Sentence Upheld In Case Where Surrey Woman Attacked Another In Court With Knife, Hammer

Swift News

A Surrey woman has lost her appeal court bid to overturn her 12-year prison sentence for attempted murder related to an online feud between her and another woman that led to her attacking the other woman with a knife and hammer in a Vancouver courtroom in 2021.  Qin Shen was convicted in 2023 of attempted murder following her attack on Jing Lu, a woman she’d been feuding with for nearly two decades. Shen challenged the sentence in the Court of Appeal for British Columbia, arguing the sentencing judge failed to consider the extent to which her “intense animus” towards Lu resulted from mental illness and that her sentence should be reduced to six years.  Justice Gail Dickson dismissed her appeal, with Justices Karen Horsman and Lisa Warren concurring, finding the judge made no error.

“The judge was in the best position to evaluate the evidence. I see no error in her assessment of Ms. Shen’s moral blameworthiness or the conclusion that she drew,” Dickson found.  Dickson in her October 20 reasons for judgment delivered in Vancouver noted that Shen met Lu online in 2005 on a website designed to help Chinese immigrants connect in Canada.  “They became entangled in an intense online feud in which they repeatedly posted insults and personal attacks on one another,” Dickson noted.

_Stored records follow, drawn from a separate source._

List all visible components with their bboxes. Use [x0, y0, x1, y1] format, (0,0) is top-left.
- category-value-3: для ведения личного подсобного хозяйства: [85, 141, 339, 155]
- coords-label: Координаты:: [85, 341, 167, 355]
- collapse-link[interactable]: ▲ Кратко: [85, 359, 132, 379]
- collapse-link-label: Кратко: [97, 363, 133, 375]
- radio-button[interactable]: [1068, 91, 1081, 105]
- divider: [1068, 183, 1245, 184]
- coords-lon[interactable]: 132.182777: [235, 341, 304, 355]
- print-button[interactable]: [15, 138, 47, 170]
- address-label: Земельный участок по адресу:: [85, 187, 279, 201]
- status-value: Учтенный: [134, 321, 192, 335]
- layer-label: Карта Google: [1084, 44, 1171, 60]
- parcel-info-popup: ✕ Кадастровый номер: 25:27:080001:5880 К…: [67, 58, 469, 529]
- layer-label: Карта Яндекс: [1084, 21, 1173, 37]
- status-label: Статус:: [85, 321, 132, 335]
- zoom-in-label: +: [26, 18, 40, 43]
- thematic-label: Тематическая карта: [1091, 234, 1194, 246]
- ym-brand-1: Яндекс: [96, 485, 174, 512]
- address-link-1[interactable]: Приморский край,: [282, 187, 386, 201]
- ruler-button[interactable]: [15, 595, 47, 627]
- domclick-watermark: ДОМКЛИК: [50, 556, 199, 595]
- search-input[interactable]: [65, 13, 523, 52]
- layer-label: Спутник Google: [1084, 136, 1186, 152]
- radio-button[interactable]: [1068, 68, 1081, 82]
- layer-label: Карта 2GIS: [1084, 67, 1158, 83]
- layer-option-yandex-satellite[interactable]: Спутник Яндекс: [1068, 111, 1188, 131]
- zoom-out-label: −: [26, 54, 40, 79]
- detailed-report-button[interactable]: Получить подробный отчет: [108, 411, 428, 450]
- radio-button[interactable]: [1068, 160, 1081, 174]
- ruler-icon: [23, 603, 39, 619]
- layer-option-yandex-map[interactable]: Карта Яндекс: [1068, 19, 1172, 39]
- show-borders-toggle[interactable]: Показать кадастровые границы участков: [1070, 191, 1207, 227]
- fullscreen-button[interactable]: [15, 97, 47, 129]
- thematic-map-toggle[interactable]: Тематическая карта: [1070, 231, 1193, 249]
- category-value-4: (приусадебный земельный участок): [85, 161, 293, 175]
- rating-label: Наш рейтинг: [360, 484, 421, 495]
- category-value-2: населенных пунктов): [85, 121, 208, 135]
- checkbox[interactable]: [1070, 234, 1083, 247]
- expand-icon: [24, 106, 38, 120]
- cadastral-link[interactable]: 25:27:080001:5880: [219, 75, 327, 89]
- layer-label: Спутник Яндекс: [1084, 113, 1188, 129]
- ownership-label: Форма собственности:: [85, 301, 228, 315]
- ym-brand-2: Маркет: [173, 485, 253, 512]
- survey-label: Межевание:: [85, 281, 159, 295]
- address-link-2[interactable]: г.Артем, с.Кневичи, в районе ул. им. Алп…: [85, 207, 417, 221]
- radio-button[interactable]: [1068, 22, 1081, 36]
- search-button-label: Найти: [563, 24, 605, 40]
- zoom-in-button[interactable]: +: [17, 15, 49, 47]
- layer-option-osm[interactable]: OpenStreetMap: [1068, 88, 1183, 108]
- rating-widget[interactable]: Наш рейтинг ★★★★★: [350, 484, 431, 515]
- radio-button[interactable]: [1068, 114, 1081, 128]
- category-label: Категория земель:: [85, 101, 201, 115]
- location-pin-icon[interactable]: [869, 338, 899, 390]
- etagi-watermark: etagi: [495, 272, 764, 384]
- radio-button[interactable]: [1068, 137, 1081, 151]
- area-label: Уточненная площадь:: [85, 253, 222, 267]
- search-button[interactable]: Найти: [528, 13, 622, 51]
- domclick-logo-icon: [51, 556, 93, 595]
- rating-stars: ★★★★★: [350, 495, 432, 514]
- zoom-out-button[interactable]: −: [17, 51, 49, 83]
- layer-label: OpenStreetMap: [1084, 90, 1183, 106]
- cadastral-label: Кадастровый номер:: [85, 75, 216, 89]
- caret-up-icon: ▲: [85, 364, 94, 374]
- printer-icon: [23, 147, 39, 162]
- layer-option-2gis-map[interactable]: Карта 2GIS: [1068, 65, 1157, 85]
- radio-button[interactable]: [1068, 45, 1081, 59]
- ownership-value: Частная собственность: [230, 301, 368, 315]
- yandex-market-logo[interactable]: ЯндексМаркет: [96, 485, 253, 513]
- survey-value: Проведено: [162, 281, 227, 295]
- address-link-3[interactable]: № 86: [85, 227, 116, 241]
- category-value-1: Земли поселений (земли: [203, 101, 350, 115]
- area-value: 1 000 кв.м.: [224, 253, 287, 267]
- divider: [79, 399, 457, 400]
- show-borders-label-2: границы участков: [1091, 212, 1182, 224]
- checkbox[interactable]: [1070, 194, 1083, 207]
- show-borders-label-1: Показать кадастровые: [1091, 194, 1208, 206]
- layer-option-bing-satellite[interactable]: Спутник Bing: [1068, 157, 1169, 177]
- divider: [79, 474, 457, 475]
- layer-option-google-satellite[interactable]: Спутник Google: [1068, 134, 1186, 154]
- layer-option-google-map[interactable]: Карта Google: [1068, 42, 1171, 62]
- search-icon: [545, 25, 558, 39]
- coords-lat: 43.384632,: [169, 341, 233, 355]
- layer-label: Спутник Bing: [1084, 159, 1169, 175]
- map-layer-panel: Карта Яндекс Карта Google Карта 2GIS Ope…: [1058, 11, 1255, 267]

Lu sued Shen for defamation in 2016 and Shen countersued. Both were found liable for defamation. Shen was ordered to pay $9,000 in damages and Lu was ordered to pay $8,500.  Before that judgment was released Shen was found guilty of contempt of court for breaching an order that prohibited her from posting about Lu online and she was ordered to pay Lu $2,000.  Dickson noted Shen was “deeply disappointed” with the judgments. Both sides appealed and while these were pending Lu filed another contempt application against Shen, which, at Shen’s request, was set for a hearing on May 25, 2021, where the attack happened.